The outer layer of this biodegradable bag is made up of a compostable plant based material. It is stuck with an adhesive coating to the inner layer that keeps the chips fresh and protected. FastCompany even wrote about the bag, which launched on Earth Day in 2010. “Here’s hoping SunChips’ foray into green bags will [make] compostable bags as commonplace as recyclable soda cans.”
There was just one problem, though, with these superbags – they were extremely noisy, with a whopping noise level of 95 decibels! A social media outcry followed and soon, a Facebook Page emerged with people voicing their concern. Some suspected the crunchy new bag was no more than a new marketing gimmick.
The noise caused by these bags was nothing compared to that caused by the disgruntled consumers pushing SunChips to go back to the drawing board with their packaging. After months of research and development, SunChips introduced a much quieter bag. The Huffington Post writes, “The new design dampens the noise to around 70 decibels, on par with its original packaging and most other chip bags.” And it’s still 100% biodegradable!
Ultimately, however, the important issue here is not whether or not the bag is quieter; it’s about eco-friendliness. The new bags decompose entirely over a span of 14 weeks in a hot compost bin, the idea behind this being to decrease green house gas emissions.
I went out and bought the new bag, to see how a 70 decibel chip bag compared to an 95 decibel one. Surprisingly, 15 decibels makes quite a difference. No longer does it sound like an entire New York City block has stormed my apartment when I rip open the bag. The noise level is now comparable to any other chip bag with which I’m familiar, as attested by the Huffington Post article above.

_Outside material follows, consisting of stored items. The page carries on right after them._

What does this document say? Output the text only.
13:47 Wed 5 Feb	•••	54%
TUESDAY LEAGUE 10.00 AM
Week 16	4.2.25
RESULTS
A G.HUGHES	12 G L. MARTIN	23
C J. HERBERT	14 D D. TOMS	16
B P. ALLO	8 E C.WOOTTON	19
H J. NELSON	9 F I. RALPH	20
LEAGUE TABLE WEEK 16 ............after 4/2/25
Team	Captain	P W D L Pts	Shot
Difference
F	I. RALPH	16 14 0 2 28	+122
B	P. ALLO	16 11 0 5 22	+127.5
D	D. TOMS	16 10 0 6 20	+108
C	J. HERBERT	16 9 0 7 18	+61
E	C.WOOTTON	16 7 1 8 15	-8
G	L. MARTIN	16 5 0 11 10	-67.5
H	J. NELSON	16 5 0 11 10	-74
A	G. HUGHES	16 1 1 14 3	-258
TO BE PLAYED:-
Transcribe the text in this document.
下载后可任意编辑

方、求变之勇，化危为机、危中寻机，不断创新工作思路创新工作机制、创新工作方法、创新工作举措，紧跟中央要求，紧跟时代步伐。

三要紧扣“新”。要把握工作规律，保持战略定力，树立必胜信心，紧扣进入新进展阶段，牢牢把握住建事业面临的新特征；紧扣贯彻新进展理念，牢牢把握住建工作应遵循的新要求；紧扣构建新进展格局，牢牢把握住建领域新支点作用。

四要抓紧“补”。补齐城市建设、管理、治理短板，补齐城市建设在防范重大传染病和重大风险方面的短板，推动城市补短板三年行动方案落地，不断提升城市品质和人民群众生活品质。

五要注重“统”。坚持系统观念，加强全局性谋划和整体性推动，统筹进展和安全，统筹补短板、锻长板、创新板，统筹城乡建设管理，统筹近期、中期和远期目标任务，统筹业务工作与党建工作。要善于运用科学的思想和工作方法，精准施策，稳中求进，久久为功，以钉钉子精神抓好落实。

Some disgruntled Facebook reviewers complained of the old bag’s decreased ability for preservability, which was never a problem I personally experienced, and continues to be a nonissue with this new bag as well for me.
Right now, SunChips has only made this change for its plain-flavored chips, and is awaiting consumer feedback before making any other packaging decisions for its other chip varieties.